Aunque el público lo conoció principalmente por sus personajes en el catch, Arévalo también dejó su huella en la industria cinematográfica. Participó en películas de aventuras y fantasía producidas en la Argentina para el mercado estadounidense, como Deathstalker (1983) y Barbarian Queen (1984), esta última dirigida por el renombrado cineasta Héctor Olivera y protagonizada por Lana Clarkson. Su habilidad como actor y su físico imponente lo convirtieron en un recurso recurrente para los cineastas de la época.
Fue en esos años cuando Gerardo Sofovich lo convocó como doble de riesgo para algunas de sus películas, como Me sobra un marido (1987) y Mingo y Aníbal, dos pelotazos en contra. El productor y director, impresionado por la versatilidad y carisma de Arévalo, encontró en él al hombre ideal para un proyecto inesperado: incorporar competencias de pulseadas en su programa La Noche del Domingo.
Inspirado por la película Halcón, protagonizada por Sylvester Stallone, Sofovich decidió trasladar la emoción de las pulseadas a la televisión. Al principio, Arévalo se desempeñó como árbitro, pero su participación pronto evolucionó. “Yo no iba a pulsear –recordaba años después–, pero cuando vi que los chicos no daban la talla, empecé a aceptar desafíos. Nadie pudo ganarme”.

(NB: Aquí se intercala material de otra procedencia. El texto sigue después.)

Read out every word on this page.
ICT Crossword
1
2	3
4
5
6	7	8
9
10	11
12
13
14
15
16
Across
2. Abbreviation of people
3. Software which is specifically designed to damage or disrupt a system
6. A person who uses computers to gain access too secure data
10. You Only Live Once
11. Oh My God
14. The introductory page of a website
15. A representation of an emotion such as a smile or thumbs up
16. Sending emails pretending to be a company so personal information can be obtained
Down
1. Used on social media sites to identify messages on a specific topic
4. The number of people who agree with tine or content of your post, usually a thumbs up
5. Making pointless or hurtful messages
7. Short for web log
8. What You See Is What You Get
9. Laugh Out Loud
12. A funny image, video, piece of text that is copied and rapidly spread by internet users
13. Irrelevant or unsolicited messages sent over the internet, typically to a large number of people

El dominio de Arévalo en las pulseadas lo llevó a encarnar un último personaje: Arévalo, el Campeón de las Pulseadas, en el ciclo Campeones del Ring de 1999. Sin embargo, pese a las múltiples facetas que exploró a lo largo de su carrera, para el público siempre sería Kanghay El Mongol, el guerrero implacable que marcó una época de oro en el deporte espectáculo argentino.
Los últimos años de su vida transcurrieron rodeado de su familia, en paz y lejos de los reflectores. Pero para quienes alguna vez lo vieron en acción, su figura permanece viva: un gigante que supo conquistar con cada golpe, cada personaje y cada desafío. Hoy, el ring está vacío, pero la leyenda de Kanghay sigue en pie.